Bugün ise gençlerle konuştuğumda çoğunun gözlerinde yılgınlık görüyorum. İyi eğitim almış, yabancı dil bilen gençler bile “yurtdışına gitsem mi?” diye düşünüyor. Kalanlar ise, iş bulmanın “aslanın ağzında” olduğunu söyleyip umudunu kaybediyor.
Türkiye’de her yıl iş gücüne bir milyon kişi katılıyor. Ancak yaratılan istihdam bu tempoya yetişemiyor. Genç işsizliği yüzde 20’lerin üzerinde. Bu tablo, gençlerin geleceğe değil, hayatta kalmaya odaklanmasına neden oluyor.

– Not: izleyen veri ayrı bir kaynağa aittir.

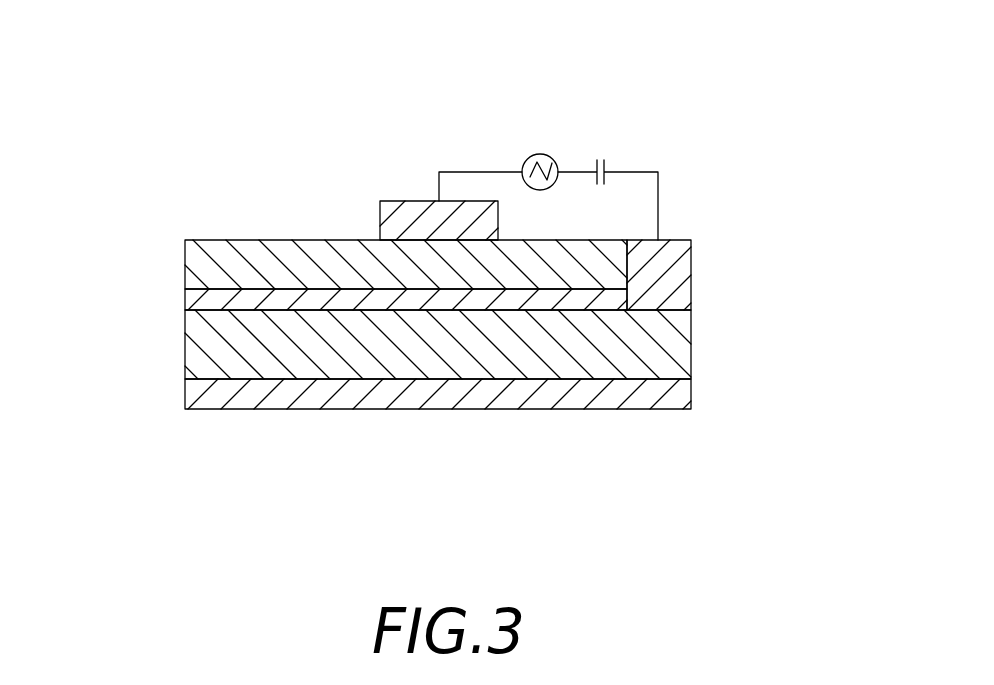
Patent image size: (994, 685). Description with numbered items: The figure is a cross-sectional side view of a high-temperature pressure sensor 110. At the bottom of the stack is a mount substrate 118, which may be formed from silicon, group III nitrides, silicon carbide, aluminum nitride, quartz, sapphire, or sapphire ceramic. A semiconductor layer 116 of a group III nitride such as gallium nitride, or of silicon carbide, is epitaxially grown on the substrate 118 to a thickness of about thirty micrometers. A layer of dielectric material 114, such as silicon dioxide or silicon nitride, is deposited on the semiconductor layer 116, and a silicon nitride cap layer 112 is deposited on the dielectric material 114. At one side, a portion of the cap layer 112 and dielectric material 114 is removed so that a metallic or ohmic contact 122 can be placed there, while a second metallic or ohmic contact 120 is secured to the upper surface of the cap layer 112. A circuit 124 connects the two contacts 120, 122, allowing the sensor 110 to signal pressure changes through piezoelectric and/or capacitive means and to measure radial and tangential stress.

The high-temperature pressure sensor 110 is at (713, 155).
The silicon nitride cap layer 112 is at (203, 253).
The dielectric material 114 is at (222, 299).
The semiconductor layer 116 is at (688, 345).
The mount substrate 118 is at (660, 400).
The metallic or ohmic contact 120 is at (385, 200).
The metallic or ohmic contact 122 is at (683, 268).
The circuit 124 is at (490, 172).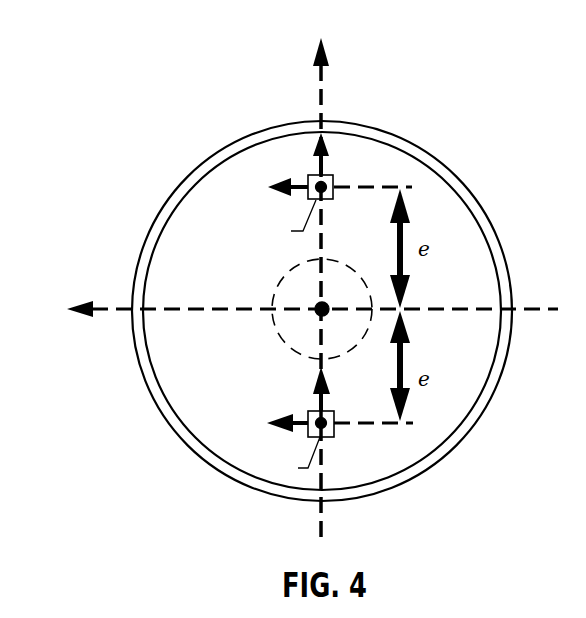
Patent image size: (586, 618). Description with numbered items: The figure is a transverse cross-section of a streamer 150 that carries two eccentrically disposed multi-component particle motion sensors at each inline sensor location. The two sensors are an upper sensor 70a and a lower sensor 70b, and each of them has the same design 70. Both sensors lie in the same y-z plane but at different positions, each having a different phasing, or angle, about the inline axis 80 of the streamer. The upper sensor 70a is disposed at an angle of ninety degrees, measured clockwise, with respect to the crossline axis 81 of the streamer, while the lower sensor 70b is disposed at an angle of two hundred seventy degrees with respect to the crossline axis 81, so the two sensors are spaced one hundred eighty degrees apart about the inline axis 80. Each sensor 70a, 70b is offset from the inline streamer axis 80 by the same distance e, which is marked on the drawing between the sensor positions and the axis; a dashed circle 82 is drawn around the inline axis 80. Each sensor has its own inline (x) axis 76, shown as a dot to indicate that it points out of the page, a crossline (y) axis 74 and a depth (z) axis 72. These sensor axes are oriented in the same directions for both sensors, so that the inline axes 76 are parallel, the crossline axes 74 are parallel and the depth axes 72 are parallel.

Oysa Türkiye yıllarca genç nüfusuyla övündü. Bugün ise bu potansiyel yavaş yavaş tükeniyor. 2030’a kadar genç nüfus avantajımız sürecek; sonra yaşlanacağız. Yani zaman daralıyor.
Gençlerin ışığını yeniden yakmak için eğitim sistemimizi işe, üretime ve yeniliğe odaklamamız şart. Başarı hikâyeleri yaratacak, umut verecek projelere ihtiyacımız var.
Gençler, geleceğin taşıyıcısıdır. Onların ışığı sönerse, ülkenin de yolu kararır.